We use these as burp clothes (I’m far too lazy to use them for their intended purpose). I can’t stress it enough: You just can’t have too many of these. We have them strategically placed throughout the house, from the nursery and living room, to our nightstand and the back porch.

3.       Nursing Pillow

These just made feedings more comfortable for me and C.J. I’m still extremely reliant on it. We also use it to prop him up in sitting position.

4.       Swaddle Sleep Sacks

As soon as C.J. was big enough that these didn’t completely envelope him, we started using them at night for peace of mind (versus a blanket, which could potentially come loose). Once he went all ninja and started breaking out and threatening to roll over while swaddled, we began employing the infamous Double Swaddle Method. That’s right. Double Swaddle. He slept like this until very recently (10-12 hours a night, might I add).

5.       Activity Mat

Must Have Baby Items

Perhaps no other item brings me fonder maternity leave memories than our activity mat. We would spend hours on this every day, working on tummy time, reading books, swatting at the dangling animals (Larry the Lion, Elliot the Elephant, Marvin the Monkey, Zoey the Zebra and Wally the Whale) or just lying there staring at each other.

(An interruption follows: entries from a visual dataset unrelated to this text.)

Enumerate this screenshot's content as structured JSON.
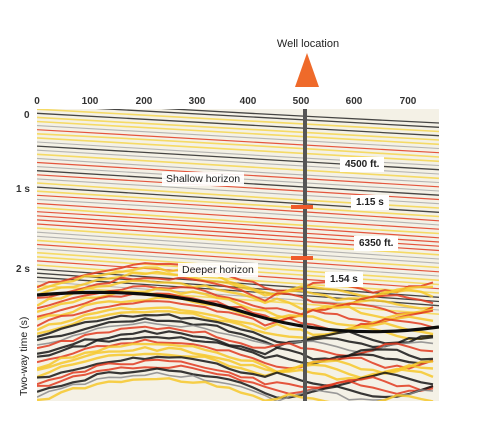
{
  "well": {
    "label": "Well location",
    "arrow_color": "#ef6a2a"
  },
  "x_axis": {
    "ticks": [
      "0",
      "100",
      "200",
      "300",
      "400",
      "500",
      "600",
      "700"
    ]
  },
  "y_axis": {
    "label": "Two-way time (s)",
    "ticks": [
      "0",
      "1 s",
      "2 s"
    ]
  },
  "horizons": {
    "shallow": {
      "label": "Shallow horizon",
      "depth": "4500 ft.",
      "time": "1.15 s"
    },
    "deeper": {
      "label": "Deeper horizon",
      "depth": "6350 ft.",
      "time": "1.54 s"
    }
  },
  "colors": {
    "marker": "#ef5a2a",
    "well_line": "#555555",
    "positive": "#e03a1e",
    "negative": "#1a1a1a",
    "mid": "#f6d23a"
  }
}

I could never bring myself to throw this away.

 6.       Pacifier

I was one of those clueless, self-righteous souls who swore my kid would never use a pacifier. By week three, I was begging C.J. to take one. They’re a lifesaver on long car rides and out in public, when you don’t want to be the Mom with the Screaming Child. When he’s tired, cranky and fighting sleep, all I have to do is rock him a little and stick a paci in his mouth, and his eyes immediately start to flutter closed.

Note: He was picky with his pacifiers, so be sure to test out a few brands. When you find one he likes, buy 10 of them.

7.       Bouncy Chair

Admittedly, it took me a while to warm to this particular item. I mean, how much baby gear can one family have scattered around the living room? I started using it at around two months, and to this day, it’s my babysitter when I’m getting ready for work in the mornings. It keeps him entertained for up to an hour, and it’s lightweight enough that I can park it just outside the bathroom and keep an eye on him while I shower, do my hair, makeup and get dressed.

8.       Changing Pad Liners

Yes, in addition to changing pad covers. It must be a boy thing, but it seemed like for the first three to four months, every time we changed his diaper, he’d pee the second it came off. We perfected a series of Matrix-style pee-dodging moves that kept us mostly dry, however it seemed like we were stripping and washing our covers after every other diaper change. These just made life a little easier.